A recording of the impact was released on NASA Jet Propulsion Laboratory's YouTube channel, and the unique sound is available for everyone to appreciate.
In the new paper, published in the peer-reviewed academic journal Nature Geoscience, NASA detailed the impact of the meteorites hitting Mars. The first meteor entered Mars' atmosphere on September 5, 2021, and split into three shards that each left a crater.
NASA then sent their reconnaissance orbiter to the area in order to confirm the exact location of the impact craters. after the orbiter had located the spot of the impacts, it sent several pictures of the craters.
The pictures were made possible because of the High-Resolution Imaging Science Experiment camera, which provided NASA with color close-up shots of the craters.

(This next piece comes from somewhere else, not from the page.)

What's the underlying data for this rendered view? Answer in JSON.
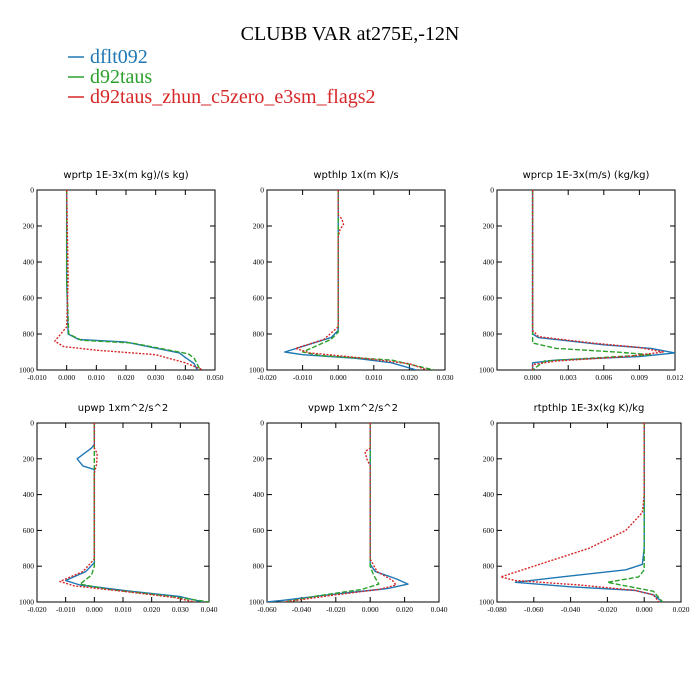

Ingrid Dauber, a Mars impacts specialist and one of the co-authors of the paper said: "After three years of InSight waiting to detect an impact, those craters looked beautiful.”
"After three years of InSight waiting to detect an impact, those craters looked beautiful.”
Ingrid Dauber
“Impacts are the clocks of the solar system,” said the paper’s lead author, Raphael Garcia. “We need to know the impact rate today to estimate the age of different surfaces,” he added.
The number of craters is valuable information for scientists, as it indicates the age of the planet's surface, the more craters spotted, the older the surface.
NASA’s InSight lander
Researchers were able to confirm three other impacts, through the use of the NASA InSight lander. The vehicle has picked up seismic waves that were caused by the impacts. The InSight seismometer has detected over 1,300 marsquakes. This device is extremely sensitive and can detect seismic waves from thousands of miles away.
NASA’s InSight lander is expected to be operative for a few more months. Engineers predict that the vehicle should stop functioning between October of this year and January of next year.